Sebuah mitos di Larantuka meyakini bahwa mendahului kapal pembawa biarawati
ataupun perahu pembawa patung bayi Yesus akan mendapat celaka.
Baca juga : Ribuan Peziarah Ikuti Prosesi Laut Tuhan Meninu
Di dalam
kapal-kapal itu sendiri, para peziarah terlihat khusyuk mendengarkan doa-doa
yang dilantangkan lewat pengeras suara di kapal yang ditumpangi biarawati.

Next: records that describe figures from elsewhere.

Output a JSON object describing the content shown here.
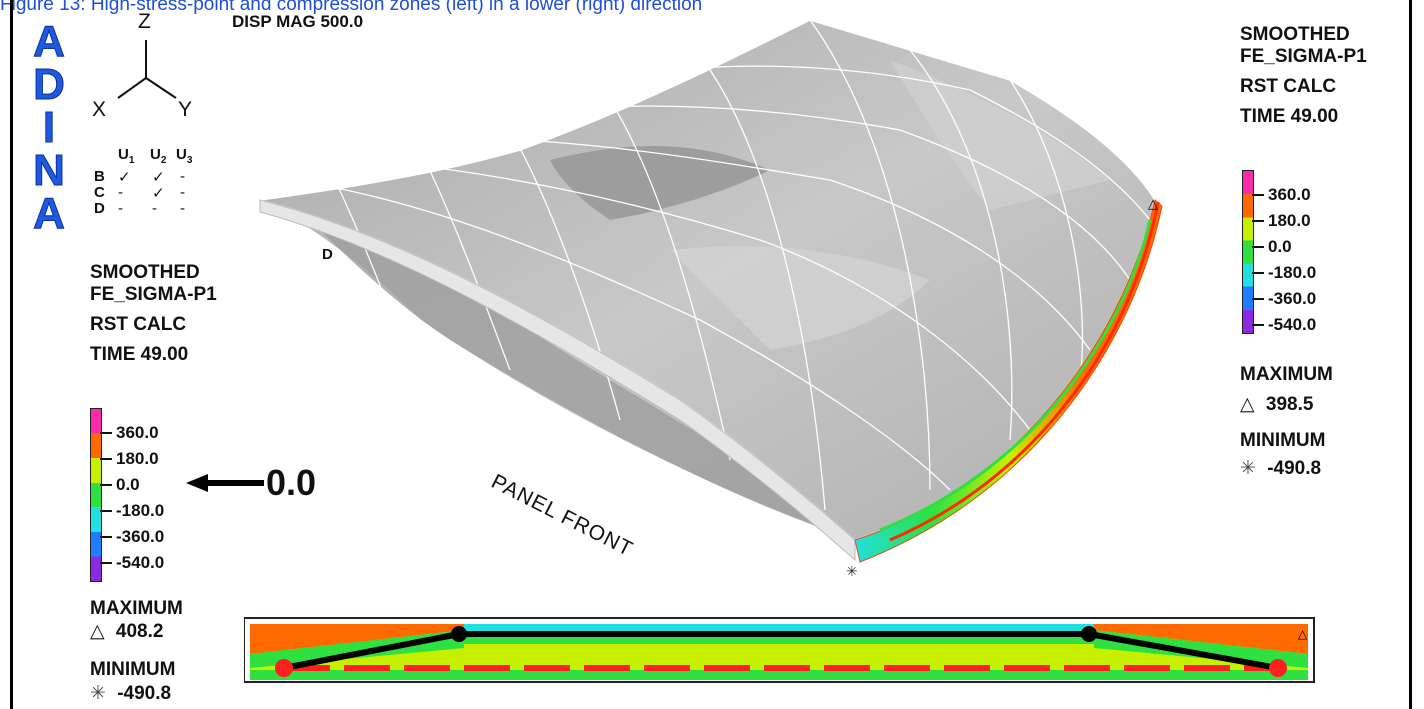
{
  "caption": "Figure 13: High-stress-point and compression zones (left) in a lower (right) direction",
  "logo": "ADINA",
  "disp_mag": "DISP MAG 500.0",
  "axes": {
    "z": "Z",
    "x": "X",
    "y": "Y"
  },
  "bc_table": {
    "headers": [
      "U1",
      "U2",
      "U3"
    ],
    "rows": [
      {
        "label": "B",
        "cells": [
          "✓",
          "✓",
          "-"
        ]
      },
      {
        "label": "C",
        "cells": [
          "-",
          "✓",
          "-"
        ]
      },
      {
        "label": "D",
        "cells": [
          "-",
          "-",
          "-"
        ]
      }
    ]
  },
  "point_label": "D",
  "panel_label": "PANEL FRONT",
  "left_legend": {
    "lines": [
      "SMOOTHED",
      "FE_SIGMA-P1",
      "RST CALC",
      "TIME 49.00"
    ],
    "ticks": [
      "360.0",
      "180.0",
      "0.0",
      "-180.0",
      "-360.0",
      "-540.0"
    ],
    "max_label": "MAXIMUM",
    "max_value": "408.2",
    "min_label": "MINIMUM",
    "min_value": "-490.8"
  },
  "right_legend": {
    "lines": [
      "SMOOTHED",
      "FE_SIGMA-P1",
      "RST CALC",
      "TIME 49.00"
    ],
    "ticks": [
      "360.0",
      "180.0",
      "0.0",
      "-180.0",
      "-360.0",
      "-540.0"
    ],
    "max_label": "MAXIMUM",
    "max_value": "398.5",
    "min_label": "MINIMUM",
    "min_value": "-490.8"
  },
  "zero_annotation": "0.0",
  "legend_colors": [
    "#ff2aa8",
    "#ff6a00",
    "#c6f000",
    "#2ee040",
    "#20e0e0",
    "#1e7cff",
    "#8a2be2"
  ],
  "markers": {
    "max": "△",
    "min": "✳"
  }
}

Panasnya matahari Flores tak menjadi alasan peziarah tetap berdiri di bagian
depan kapal untuk mendengarkan lekat-lekat doa yang berkumandang di Selat
Larantuka.
Budayawan
Larantuka yang telah menerbitkan beberapa tulisan mengenai Semana Santa,
Bernadus Tukan, mengatakan prosesi yang dijalankan oleh umat Katolik Larantuka
pada Jumat Agung, adalah bentuk dramatisasi proses sengsara Tuhan Yesus.
"Jumat
Agung itu dramatisasi yang didominasi oleh ratapan. Di dalamnya ada juga
penjelmaan dari budaya ratapan dalam masyarakat Lamaholot (sebutan untuk warga
asli Larantuka)," katanya saat ditemui IMC, Jumat, 14/4/2017.
Baca juga : Kekudusan Malam Jumat Agung di Larantuka, NTT
Para Confreria
menunggu kapal pembawa patung bayi Yesus di Pante Kuce, Setelah prosesi laut
berlangsung selama dua jam, arak-arakan mengantar Tuhan Meninu tiba di Armida
Pohon Sirih di Pantai Kuche. Para Confreria, atau yang sering disebut juga
sebagai Laskar Maria, menyambut kedatangan perahu tersebut.
Di bawah payung hitam patung bayi Yesus diturunkan dari perahu. Diiringi ribuan peziarah, Confreria kemudian mengantar Tuhan Meninu menuju Gereja Katedral Larantuka. (Bataona)
Di bawah payung hitam patung bayi Yesus diturunkan dari perahu. Diiringi ribuan peziarah, Confreria kemudian mengantar Tuhan Meninu menuju Gereja Katedral Larantuka. (Bataona)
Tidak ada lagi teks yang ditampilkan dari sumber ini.